Awesome. I understand it now. Thank you!

 

Branches in parallel have the same voltage across them.

R4 is in parallel with independent voltage source V. V is 10 volts. Therefore there is 10 volts across R4.

Also. For current the voltage source appears to be a short circuit. Which means that almost all the current goes through independent voltage source V, and very insignificant amount of current goes through R4. Since there is almost no current through R4, for our purpose we can replace R4 with open circuit, in other words R4 is removed from the circuit.

The current through R4 is not small at all. It should be included.

 

Hello there!

I was doing a few questions involving Node Voltage Analysis, and I came across this question (In the attachment). I was supposed to find the voltages at nodes v1, v2, and v3. When calculating the voltages at v2 and v3, I originally included the unknown current i AND (v3-v2)/R4 using KCL but I couldn't get the answer. When i calculated WITHOUT (v3-v2)/R4 (For example, simply i-(v3/R5)=0), my answer tallied with the circuit simulation I ran on Circuitlab.

Can anyone please explain why I do not count R4 in my KCL calculations, despite having seemed to run through R4?
Thanks all!

You cannot omit the current through R4. If you show your work, I can check where you got it wrong.

 

The current through R4 is not small at all. It should be included.

You are probably right.

We know that R4 is 50 Ohm.
We know that R4 is in parallel with V.
We know that V is 10 volts.
Therefore we know that there is 10 volts across R4.
Applying Ohm's Law: 10 Volts/50 Ohms=0.2 Amperes

So. When we setup node voltage equations, we can simply use 0.2A instead of doing (v2-v3)/R4.

 

Hello there!

I was doing a few questions involving Node Voltage Analysis, and I came across this question (In the attachment). I was supposed to find the voltages at nodes v1, v2, and v3. When calculating the voltages at v2 and v3, I originally included the unknown current i AND (v3-v2)/R4 using KCL but I couldn't get the answer. When i calculated WITHOUT (v3-v2)/R4 (For example, simply i-(v3/R5)=0), my answer tallied with the circuit simulation I ran on Circuitlab.

Can anyone please explain why I do not count R4 in my KCL calculations, despite having seemed to run through R4?
Thanks all!

It's impossible to tell you what you are doing right or wrong or why you got a right or a wrong answer unless you show your work.

At least show the node equations you came up with.

 

Branches in parallel have the same voltage across them.

R4 is in parallel with independent voltage source V. V is 10 volts. Therefore there is 10 volts across R4.

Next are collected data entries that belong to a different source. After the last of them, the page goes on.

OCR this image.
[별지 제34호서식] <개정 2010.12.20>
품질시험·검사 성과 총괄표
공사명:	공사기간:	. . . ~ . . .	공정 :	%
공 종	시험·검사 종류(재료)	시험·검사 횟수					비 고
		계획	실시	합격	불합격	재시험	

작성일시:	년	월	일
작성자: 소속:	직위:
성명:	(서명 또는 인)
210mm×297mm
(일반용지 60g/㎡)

Also. For current the voltage source appears to be a short circuit. Which means that almost all the current goes through independent voltage source V, and very insignificant amount of current goes through R4. Since there is almost no current through R4, for our purpose we can replace R4 with open circuit, in other words R4 is removed from the circuit.

Partially right conclusion, completely incorrect explanation and reasoning.

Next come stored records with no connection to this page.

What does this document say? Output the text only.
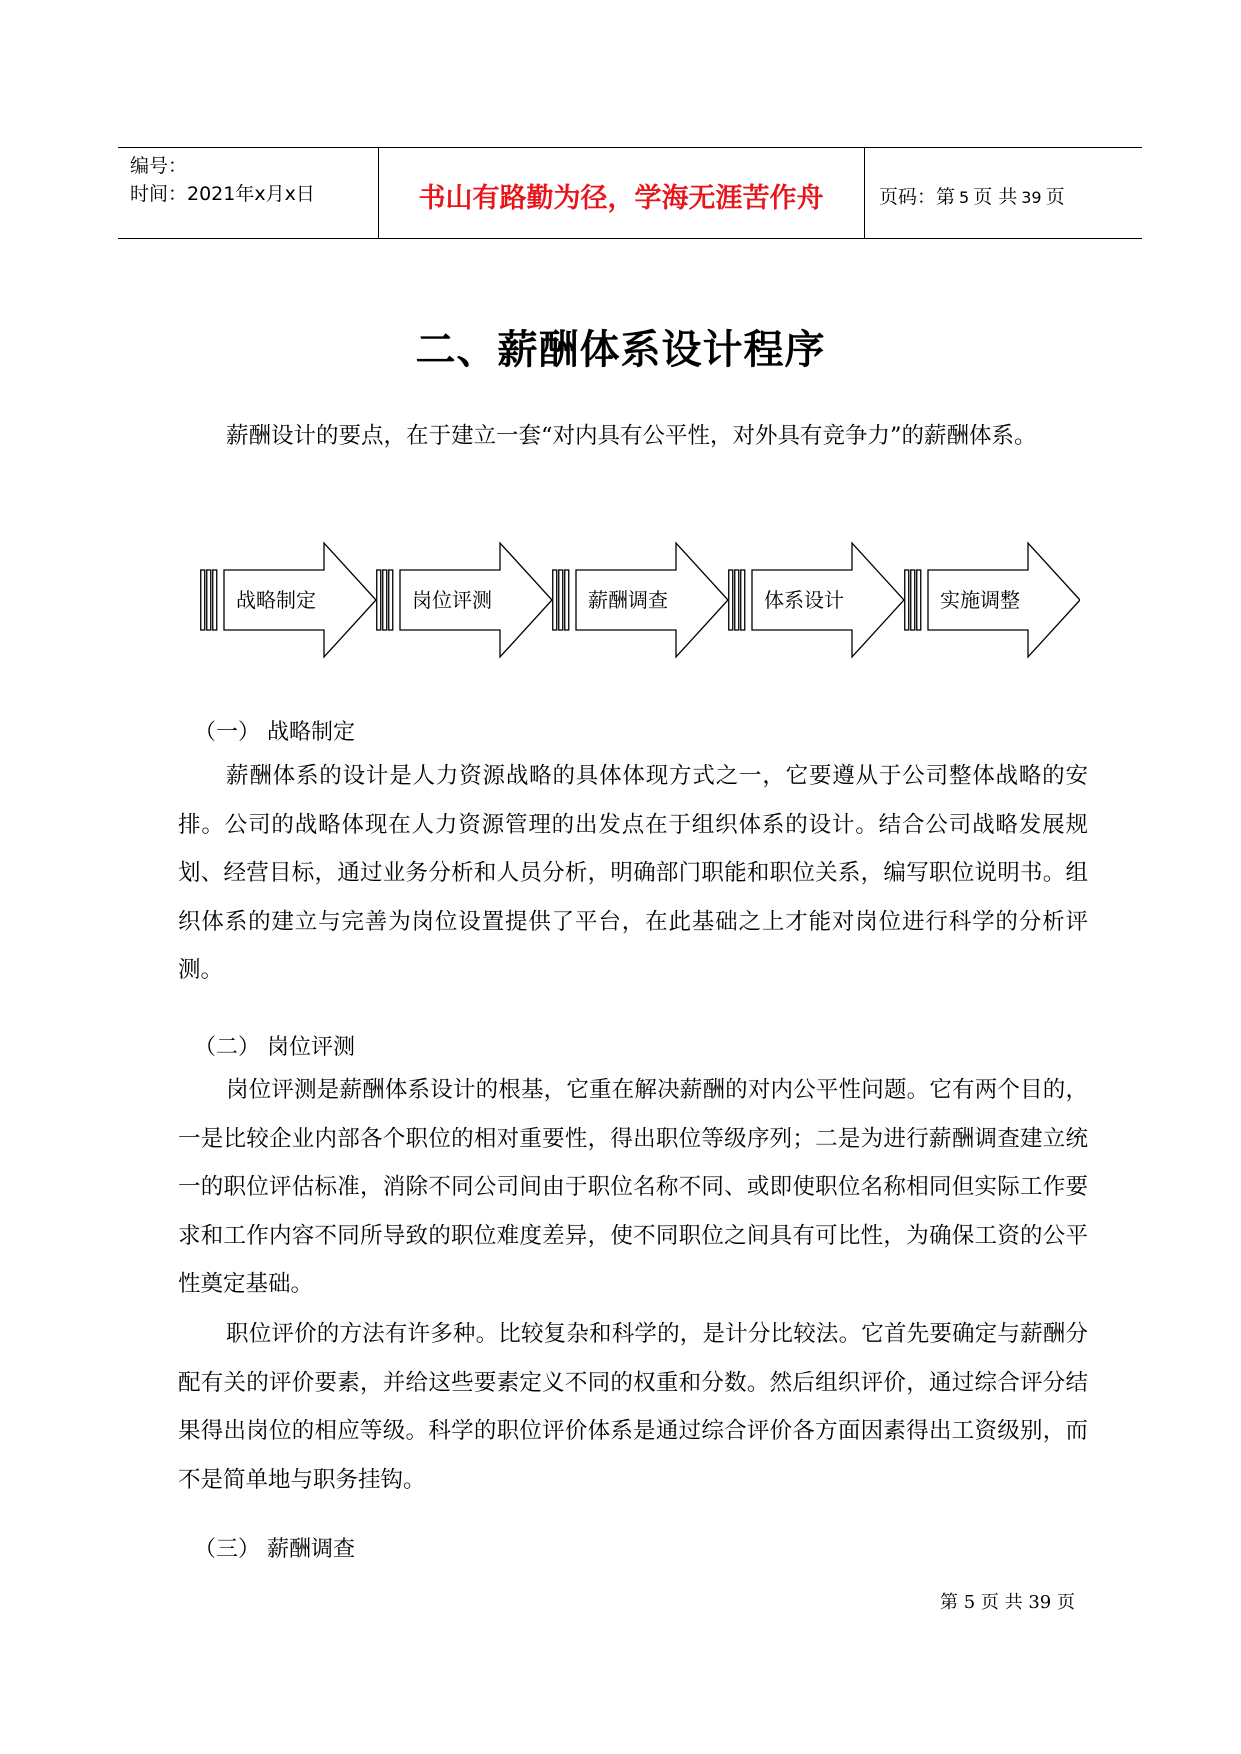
编号：
时间：2021年x月x日	书山有路勤为径，学海无涯苦作舟	页码：第 5 页 共 39 页
二、薪酬体系设计程序

薪酬设计的要点，在于建立一套“对内具有公平性，对外具有竞争力”的薪酬体系。

战略制定	岗位评测	薪酬调查	体系设计	实施调整
（一） 战略制定

薪酬体系的设计是人力资源战略的具体体现方式之一，它要遵从于公司整体战略的安排。公司的战略体现在人力资源管理的出发点在于组织体系的设计。结合公司战略发展规划、经营目标，通过业务分析和人员分析，明确部门职能和职位关系，编写职位说明书。组织体系的建立与完善为岗位设置提供了平台，在此基础之上才能对岗位进行科学的分析评测。

（二） 岗位评测

岗位评测是薪酬体系设计的根基，它重在解决薪酬的对内公平性问题。它有两个目的，一是比较企业内部各个职位的相对重要性，得出职位等级序列；二是为进行薪酬调查建立统一的职位评估标准，消除不同公司间由于职位名称不同、或即使职位名称相同但实际工作要求和工作内容不同所导致的职位难度差异，使不同职位之间具有可比性，为确保工资的公平性奠定基础。

职位评价的方法有许多种。比较复杂和科学的，是计分比较法。它首先要确定与薪酬分配有关的评价要素，并给这些要素定义不同的权重和分数。然后组织评价，通过综合评分结果得出岗位的相应等级。科学的职位评价体系是通过综合评价各方面因素得出工资级别，而不是简单地与职务挂钩。

（三） 薪酬调查
第 5 页 共 39 页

It is trivial to set up a circuit where lots of current is flowing in the parallel resistance while zero current is flowing in the voltage source. For example, put a 1 Ω resistor in parallel with a 100 V voltage source. Now put a 100 A current source in series with this combination (with the current going into the node with the positive terminal of the voltage source). ALL of the current from the current source flows through the 1 Ω resistor and since this is just what is needed to place 100 V across it, the voltage source sits there looked lazy since it doesn't have to do a thing.

But, if you remove that resistor from the circuit, the only thing that will change is that the voltage source will now have 100 A flowing back ward through it, the rest of the circuit sees no difference.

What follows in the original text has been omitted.